Today in Military History – May 8th – Victory in Europe
Victory in Europe Day (V-E Day or VE Day) was on May 8, 1945, the date when the World War II Allies formally accepted the unconditional surrender of the armed forces of Nazi Germany and the end of Adolf Hitler’s Third Reich. On 30 April Hitler committed suicide during the Battle of Berlin, and so the surrender of Germany was authorized by his replacement, President of Germany Karl Dönitz. The administration headed up by Dönitz was known as the Flensburg government. The act of military surrender was signed on 7 May in Reims, France, and ratified on 8 May in Berlin, Germany.
More than one million people celebrated in the streets to mark the end of the European part of the war. Many hardships remained, however, including continued rationing of food and clothing, which lasted even longer in peacetime than it had during the war. In London, crowds massed in Trafalgar Square and up The Mall to Buckingham Palace, where King George VI and Queen Elizabeth, accompanied by Prime Minister Winston Churchill, appeared on the balcony of the Palace before cheering crowds. Princess Elizabeth (the future Queen Elizabeth II) and her sister Princess Margaret were allowed to wander anonymously among the crowds and take part in the celebrations.

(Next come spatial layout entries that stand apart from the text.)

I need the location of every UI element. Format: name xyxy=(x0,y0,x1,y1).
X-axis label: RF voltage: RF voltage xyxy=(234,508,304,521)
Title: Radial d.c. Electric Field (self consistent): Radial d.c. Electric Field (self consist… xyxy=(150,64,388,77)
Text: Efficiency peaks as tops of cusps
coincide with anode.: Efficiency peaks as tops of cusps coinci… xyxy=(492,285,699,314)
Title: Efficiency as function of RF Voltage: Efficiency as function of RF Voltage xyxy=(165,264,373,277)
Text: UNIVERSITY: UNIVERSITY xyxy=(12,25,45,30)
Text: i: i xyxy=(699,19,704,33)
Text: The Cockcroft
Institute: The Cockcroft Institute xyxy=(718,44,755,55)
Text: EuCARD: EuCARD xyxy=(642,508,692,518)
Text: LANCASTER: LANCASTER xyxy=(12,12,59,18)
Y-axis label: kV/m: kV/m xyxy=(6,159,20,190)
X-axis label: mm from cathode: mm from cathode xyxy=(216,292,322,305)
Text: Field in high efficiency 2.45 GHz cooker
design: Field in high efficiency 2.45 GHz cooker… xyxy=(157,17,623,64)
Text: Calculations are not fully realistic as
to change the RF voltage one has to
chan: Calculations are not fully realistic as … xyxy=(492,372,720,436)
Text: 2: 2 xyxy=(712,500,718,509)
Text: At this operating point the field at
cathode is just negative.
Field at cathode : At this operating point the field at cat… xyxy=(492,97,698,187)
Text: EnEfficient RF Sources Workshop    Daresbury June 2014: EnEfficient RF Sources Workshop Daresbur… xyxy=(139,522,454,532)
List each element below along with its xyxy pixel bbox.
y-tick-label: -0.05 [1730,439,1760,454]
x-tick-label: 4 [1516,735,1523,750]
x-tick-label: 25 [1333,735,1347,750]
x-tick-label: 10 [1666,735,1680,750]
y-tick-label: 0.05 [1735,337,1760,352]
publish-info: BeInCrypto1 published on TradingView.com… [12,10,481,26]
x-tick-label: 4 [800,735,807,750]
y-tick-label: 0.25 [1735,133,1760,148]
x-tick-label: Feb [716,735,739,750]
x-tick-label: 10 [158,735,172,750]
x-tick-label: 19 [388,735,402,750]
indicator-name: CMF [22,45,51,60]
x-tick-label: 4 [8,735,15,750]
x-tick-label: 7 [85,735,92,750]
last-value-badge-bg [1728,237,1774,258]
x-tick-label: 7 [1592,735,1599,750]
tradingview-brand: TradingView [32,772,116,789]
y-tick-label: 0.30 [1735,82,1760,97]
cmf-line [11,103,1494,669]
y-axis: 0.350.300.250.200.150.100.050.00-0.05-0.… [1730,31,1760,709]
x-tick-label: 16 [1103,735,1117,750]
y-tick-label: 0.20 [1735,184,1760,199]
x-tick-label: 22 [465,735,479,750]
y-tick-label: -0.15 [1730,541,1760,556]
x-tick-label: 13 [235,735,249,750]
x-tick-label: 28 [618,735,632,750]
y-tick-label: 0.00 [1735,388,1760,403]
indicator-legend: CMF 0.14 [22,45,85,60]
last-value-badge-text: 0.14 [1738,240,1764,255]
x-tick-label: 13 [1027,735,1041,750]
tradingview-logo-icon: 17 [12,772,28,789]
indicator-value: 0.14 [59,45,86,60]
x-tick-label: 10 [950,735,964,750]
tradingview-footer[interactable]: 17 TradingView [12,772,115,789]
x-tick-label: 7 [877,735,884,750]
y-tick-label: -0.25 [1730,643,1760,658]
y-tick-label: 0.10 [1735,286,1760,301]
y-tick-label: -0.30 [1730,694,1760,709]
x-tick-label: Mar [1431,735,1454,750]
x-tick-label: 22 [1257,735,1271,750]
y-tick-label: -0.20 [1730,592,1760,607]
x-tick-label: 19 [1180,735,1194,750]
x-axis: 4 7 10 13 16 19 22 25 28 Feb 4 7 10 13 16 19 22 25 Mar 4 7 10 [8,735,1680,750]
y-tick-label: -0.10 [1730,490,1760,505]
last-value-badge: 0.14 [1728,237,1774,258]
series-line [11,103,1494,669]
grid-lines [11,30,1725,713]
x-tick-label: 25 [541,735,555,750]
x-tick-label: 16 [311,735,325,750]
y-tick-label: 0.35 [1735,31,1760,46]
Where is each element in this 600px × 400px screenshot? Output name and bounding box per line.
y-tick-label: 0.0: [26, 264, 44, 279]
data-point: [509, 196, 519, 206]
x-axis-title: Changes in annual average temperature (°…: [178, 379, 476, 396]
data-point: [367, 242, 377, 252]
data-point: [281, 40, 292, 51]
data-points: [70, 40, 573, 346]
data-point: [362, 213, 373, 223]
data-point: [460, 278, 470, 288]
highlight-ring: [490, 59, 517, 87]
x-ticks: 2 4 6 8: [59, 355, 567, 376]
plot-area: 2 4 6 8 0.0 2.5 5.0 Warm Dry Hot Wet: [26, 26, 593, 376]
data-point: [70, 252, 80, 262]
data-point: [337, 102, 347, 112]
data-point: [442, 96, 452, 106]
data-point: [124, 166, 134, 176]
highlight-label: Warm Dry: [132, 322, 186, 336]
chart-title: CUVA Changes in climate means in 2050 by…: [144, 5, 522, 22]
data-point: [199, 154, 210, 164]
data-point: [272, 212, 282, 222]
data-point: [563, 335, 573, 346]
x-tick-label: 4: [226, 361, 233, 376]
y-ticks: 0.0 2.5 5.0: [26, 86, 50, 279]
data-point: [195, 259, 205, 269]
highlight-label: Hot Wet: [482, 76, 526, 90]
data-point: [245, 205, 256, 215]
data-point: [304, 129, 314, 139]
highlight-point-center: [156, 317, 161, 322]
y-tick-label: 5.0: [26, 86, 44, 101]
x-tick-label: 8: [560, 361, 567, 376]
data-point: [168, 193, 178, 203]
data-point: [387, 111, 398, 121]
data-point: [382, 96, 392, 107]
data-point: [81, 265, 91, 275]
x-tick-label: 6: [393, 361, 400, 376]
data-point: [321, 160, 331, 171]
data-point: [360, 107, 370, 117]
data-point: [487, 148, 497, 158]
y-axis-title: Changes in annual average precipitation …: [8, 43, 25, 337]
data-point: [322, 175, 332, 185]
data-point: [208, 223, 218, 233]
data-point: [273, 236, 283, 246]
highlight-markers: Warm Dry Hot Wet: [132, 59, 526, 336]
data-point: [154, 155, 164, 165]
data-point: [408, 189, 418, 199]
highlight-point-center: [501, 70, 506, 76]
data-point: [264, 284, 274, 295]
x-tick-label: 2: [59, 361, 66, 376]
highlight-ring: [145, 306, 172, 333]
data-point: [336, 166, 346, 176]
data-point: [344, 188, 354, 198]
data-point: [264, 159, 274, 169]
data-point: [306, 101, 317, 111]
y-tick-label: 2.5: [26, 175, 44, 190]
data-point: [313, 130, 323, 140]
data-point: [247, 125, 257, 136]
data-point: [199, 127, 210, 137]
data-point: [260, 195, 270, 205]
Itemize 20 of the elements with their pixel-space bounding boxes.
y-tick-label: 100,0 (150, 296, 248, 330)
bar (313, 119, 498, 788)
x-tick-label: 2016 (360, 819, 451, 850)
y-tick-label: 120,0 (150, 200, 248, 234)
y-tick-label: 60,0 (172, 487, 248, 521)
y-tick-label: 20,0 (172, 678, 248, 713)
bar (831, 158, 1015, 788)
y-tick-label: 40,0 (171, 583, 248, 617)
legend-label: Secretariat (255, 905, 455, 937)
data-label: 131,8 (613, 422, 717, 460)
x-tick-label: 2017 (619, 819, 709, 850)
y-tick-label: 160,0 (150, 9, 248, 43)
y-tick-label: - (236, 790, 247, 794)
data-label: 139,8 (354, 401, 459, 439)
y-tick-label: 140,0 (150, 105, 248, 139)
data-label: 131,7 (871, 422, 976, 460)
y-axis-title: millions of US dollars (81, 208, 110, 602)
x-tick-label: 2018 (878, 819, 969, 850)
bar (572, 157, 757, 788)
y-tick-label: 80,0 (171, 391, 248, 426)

In the United States, President Harry Truman, who turned 61 that day, dedicated the victory to the memory of his predecessor, Franklin D. Roosevelt, who had died of a cerebral hemorrhage less than a month earlier, on 12 April. Flags remained at half-staff for the remainder of the 30-day mourning period, which ended on May 12. Massive celebrations also took place in Chicago, Los Angeles, Miami, and especially in New York City’s Times Square.